If that turns out to work, use it. If not, there are some tools made by operations research people to perform optimization. They are non-free, however. As already suggested, evolutionary computation (http://en.wikipedia.org/wiki/Evolutionary_computation) might be an idea to follow. Note that the mentioned genetic algorithms are just *one* variant of these and depending on your application not necessarily the best one. For example, evolution strategies (http://en.wikipedia.org/wiki/Evolution_strategy) are often better (at least for more-or-less not-so-hard problems) because of so-called self-adaptation which is uncommon in genetic algorithms for historical reasons.

Speaking of "best" methods: Note that if you have multiple local maxima in your function, then *none* of the above methods will actually guarantee you to find the global maximum. This is worst for evolutionary computation - They have so many parameters that need to be set correctly in order to get a more-or-less good result. If your function is quite simple to optimize, you are however quite safe.

hod139
September 2nd, 2008, 05:15 PM
Speaking of "best" methods: Note that if you have multiple local maxima in your function, then *none* of the above methods will actually guarantee you to find the global maximum. This is worst for evolutionary computation - They have so many parameters that need to be set correctly in order to get a more-or-less good result. If your function is quite simple to optimize, you are however quite safe.
Simulated annealing and many generic algorithms are a global optimization algorithms. They tend to be exponential in the number of parameters though, so fail for all but the smallest problems.

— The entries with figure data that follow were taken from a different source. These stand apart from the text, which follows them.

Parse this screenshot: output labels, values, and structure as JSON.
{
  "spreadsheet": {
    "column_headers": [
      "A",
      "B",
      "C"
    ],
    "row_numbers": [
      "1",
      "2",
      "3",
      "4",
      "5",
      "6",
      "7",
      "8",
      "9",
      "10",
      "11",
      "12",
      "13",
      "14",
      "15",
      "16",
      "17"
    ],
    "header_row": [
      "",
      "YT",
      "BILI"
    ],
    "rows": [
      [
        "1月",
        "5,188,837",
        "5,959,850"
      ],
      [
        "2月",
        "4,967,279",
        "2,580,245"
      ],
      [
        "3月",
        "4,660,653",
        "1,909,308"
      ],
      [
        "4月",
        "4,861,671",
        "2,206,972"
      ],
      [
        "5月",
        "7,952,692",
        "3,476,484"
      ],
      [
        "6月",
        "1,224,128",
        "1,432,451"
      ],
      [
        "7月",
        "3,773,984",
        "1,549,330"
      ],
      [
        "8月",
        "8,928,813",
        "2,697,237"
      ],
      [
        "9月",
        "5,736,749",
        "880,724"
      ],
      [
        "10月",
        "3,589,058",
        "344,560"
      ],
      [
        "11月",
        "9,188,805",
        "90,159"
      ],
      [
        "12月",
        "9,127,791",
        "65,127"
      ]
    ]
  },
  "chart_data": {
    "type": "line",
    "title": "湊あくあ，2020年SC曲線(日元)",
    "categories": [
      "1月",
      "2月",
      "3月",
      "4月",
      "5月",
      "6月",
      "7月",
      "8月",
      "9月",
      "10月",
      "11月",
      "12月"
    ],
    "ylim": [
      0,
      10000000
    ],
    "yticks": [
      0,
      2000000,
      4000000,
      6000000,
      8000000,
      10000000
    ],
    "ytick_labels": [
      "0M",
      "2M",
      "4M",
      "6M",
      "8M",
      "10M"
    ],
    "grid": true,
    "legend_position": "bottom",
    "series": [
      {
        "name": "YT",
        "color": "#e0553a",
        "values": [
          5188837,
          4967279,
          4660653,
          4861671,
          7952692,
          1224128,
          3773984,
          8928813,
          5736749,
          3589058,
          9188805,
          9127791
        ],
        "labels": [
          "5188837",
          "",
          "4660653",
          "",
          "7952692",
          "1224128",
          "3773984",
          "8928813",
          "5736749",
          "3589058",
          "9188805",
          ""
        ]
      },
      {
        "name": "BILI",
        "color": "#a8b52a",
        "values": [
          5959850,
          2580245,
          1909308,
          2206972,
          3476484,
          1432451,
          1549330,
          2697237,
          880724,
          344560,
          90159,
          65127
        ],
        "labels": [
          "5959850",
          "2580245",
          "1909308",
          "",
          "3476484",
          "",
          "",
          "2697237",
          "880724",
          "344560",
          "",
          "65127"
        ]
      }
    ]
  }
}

Nelder-Mead is the only other optimization algorithm that I know of that does not require gradient information. It will converge to a local minimum though. The GNU Scientific library has many of these algorithms implemented.

Zugzwang
September 2nd, 2008, 05:32 PM
Simulated annealing and many generic algorithms are a global optimization algorithms. They tend to be exponential in the number of parameters though, so fail for all but the smallest problems.


Do you really mean "generic" instead of "genetic"? Although these two techniques are technically global, they give no *guarantee* of finding the optimum except for the following cases:

Simulating annealing (for some classes of problems) with the right cooling scheme which makes it in fact worse than a brute-force approach.
Genetic algorithms if you *know* the optimum. This is a nice trick that researchers in that area often use in order to generate the illusion of practical applicability. However, how do you know that you've reached the optimum if you didn't construct a toy example for which it is clear? And it's the average case that is exponential, not the worst case which is normally taken into account.

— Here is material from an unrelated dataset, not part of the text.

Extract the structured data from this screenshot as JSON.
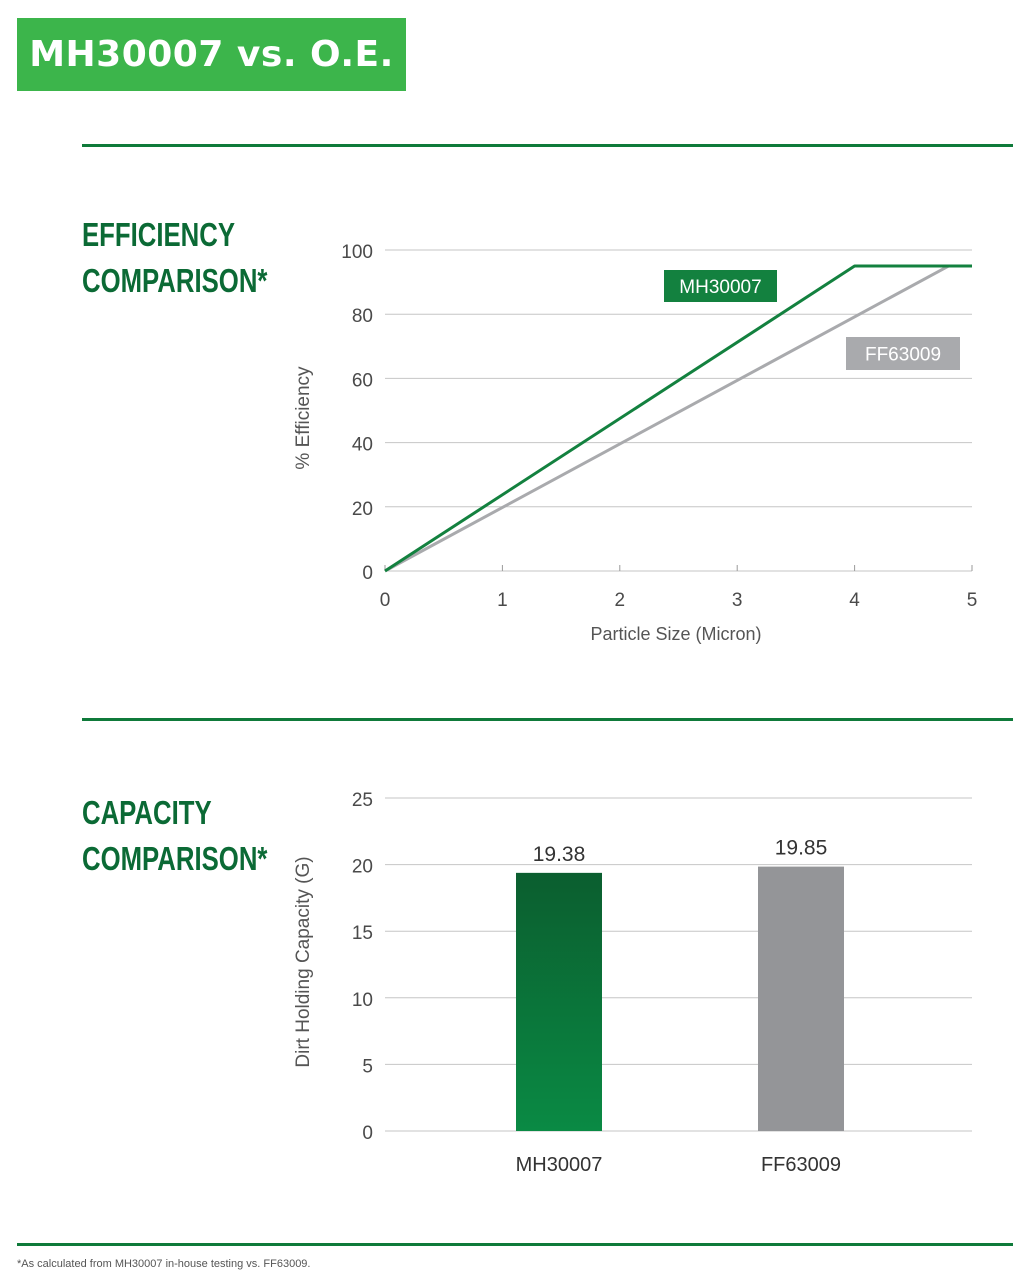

I wonder where you got that information from ("They tend to be exponential in the number of parameters though") - Normally one sets the parameters in a way that optimization aborts quite early (compared to brute force) and then just takes the best-so-far result. :-)

hod139
September 2nd, 2008, 06:13 PM
Do you really mean "generic" instead of "genetic"? Although these two techniques are technically global, they give no *guarantee* of finding the optimum except for the following cases: <snip>

Sorry, I wrote too quickly, I did mean genetic. And I also agree with your points.

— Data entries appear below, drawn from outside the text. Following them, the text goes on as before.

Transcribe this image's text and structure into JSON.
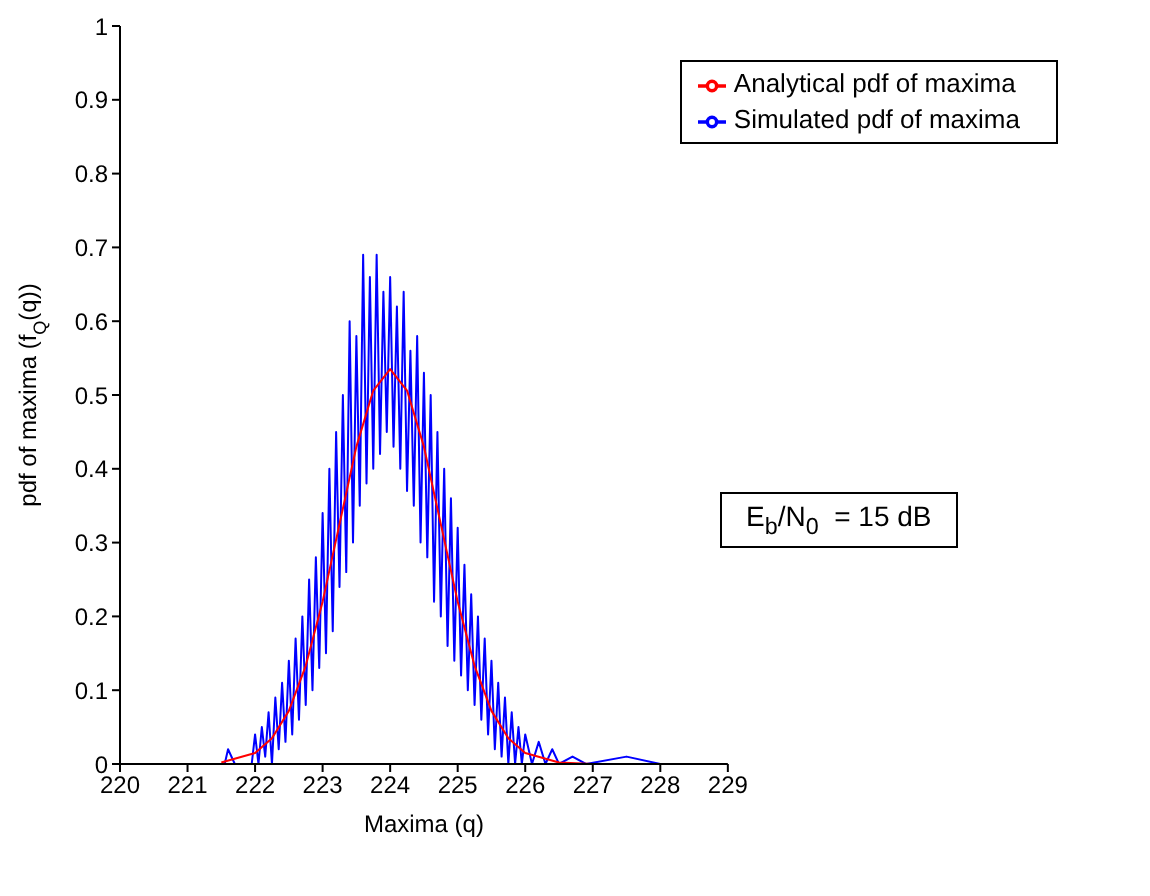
{
  "chart_data": {
    "type": "line",
    "xlabel": "Maxima (q)",
    "ylabel": "pdf of maxima (f$_{Q}$(q))",
    "annotations": [
      "E$_{b}$/N$_{0}$  = 15 dB"
    ],
    "xlim": [
      220,
      229
    ],
    "xticks": [
      220,
      221,
      222,
      223,
      224,
      225,
      226,
      227,
      228,
      229
    ],
    "ylim": [
      0,
      1
    ],
    "yticks": [
      0,
      0.1,
      0.2,
      0.3,
      0.4,
      0.5,
      0.6,
      0.7,
      0.8,
      0.9,
      1
    ],
    "grid": false,
    "legend": "top right",
    "marker": "none",
    "line_style": "solid",
    "series": [
      {
        "name": "Simulated pdf of maxima",
        "color": "#0000ff",
        "x": [
          221.55,
          221.6,
          221.7,
          221.95,
          222,
          222.05,
          222.1,
          222.15,
          222.2,
          222.25,
          222.3,
          222.35,
          222.4,
          222.45,
          222.5,
          222.55,
          222.6,
          222.65,
          222.7,
          222.75,
          222.8,
          222.85,
          222.9,
          222.95,
          223,
          223.05,
          223.1,
          223.15,
          223.2,
          223.25,
          223.3,
          223.35,
          223.4,
          223.45,
          223.5,
          223.55,
          223.6,
          223.65,
          223.7,
          223.75,
          223.8,
          223.85,
          223.9,
          223.95,
          224,
          224.05,
          224.1,
          224.15,
          224.2,
          224.25,
          224.3,
          224.35,
          224.4,
          224.45,
          224.5,
          224.55,
          224.6,
          224.65,
          224.7,
          224.75,
          224.8,
          224.85,
          224.9,
          224.95,
          225,
          225.05,
          225.1,
          225.15,
          225.2,
          225.25,
          225.3,
          225.35,
          225.4,
          225.45,
          225.5,
          225.55,
          225.6,
          225.65,
          225.7,
          225.75,
          225.8,
          225.85,
          225.9,
          225.95,
          226,
          226.1,
          226.2,
          226.3,
          226.4,
          226.5,
          226.7,
          226.9,
          227.5,
          228
        ],
        "values": [
          0,
          0.02,
          0,
          0,
          0.04,
          0,
          0.05,
          0.01,
          0.07,
          0,
          0.09,
          0.02,
          0.11,
          0.03,
          0.14,
          0.04,
          0.17,
          0.06,
          0.2,
          0.08,
          0.25,
          0.1,
          0.28,
          0.13,
          0.34,
          0.15,
          0.4,
          0.18,
          0.45,
          0.24,
          0.5,
          0.26,
          0.6,
          0.3,
          0.58,
          0.35,
          0.69,
          0.38,
          0.66,
          0.4,
          0.69,
          0.42,
          0.64,
          0.45,
          0.66,
          0.43,
          0.62,
          0.4,
          0.64,
          0.37,
          0.56,
          0.35,
          0.58,
          0.3,
          0.53,
          0.28,
          0.5,
          0.22,
          0.45,
          0.2,
          0.4,
          0.16,
          0.36,
          0.14,
          0.32,
          0.12,
          0.27,
          0.1,
          0.23,
          0.08,
          0.2,
          0.06,
          0.17,
          0.04,
          0.14,
          0.02,
          0.11,
          0.01,
          0.09,
          0,
          0.07,
          0,
          0.05,
          0,
          0.04,
          0,
          0.03,
          0,
          0.02,
          0,
          0.01,
          0,
          0.01,
          0
        ]
      },
      {
        "name": "Analytical pdf of maxima",
        "color": "#ff0000",
        "x": [
          221.5,
          222,
          222.25,
          222.5,
          222.75,
          223,
          223.25,
          223.5,
          223.75,
          224,
          224.25,
          224.5,
          224.75,
          225,
          225.25,
          225.5,
          225.75,
          226,
          226.5,
          227
        ],
        "values": [
          0.002,
          0.015,
          0.035,
          0.072,
          0.133,
          0.22,
          0.325,
          0.43,
          0.506,
          0.535,
          0.506,
          0.43,
          0.325,
          0.22,
          0.133,
          0.072,
          0.035,
          0.015,
          0.002,
          0
        ]
      }
    ]
  }
}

I wonder where you got that information from ("They tend to be exponential in the number of parameters though") - Normally one sets the parameters in a way that optimization aborts quite early (compared to brute force) and then just takes the best-so-far result. :-)
Brute force methods are obviously exponential in the size (number of parameters) of the problem. I shouldn't have said anything about simulated annealing though. Sorry bout that. Thanks for keeping me honest.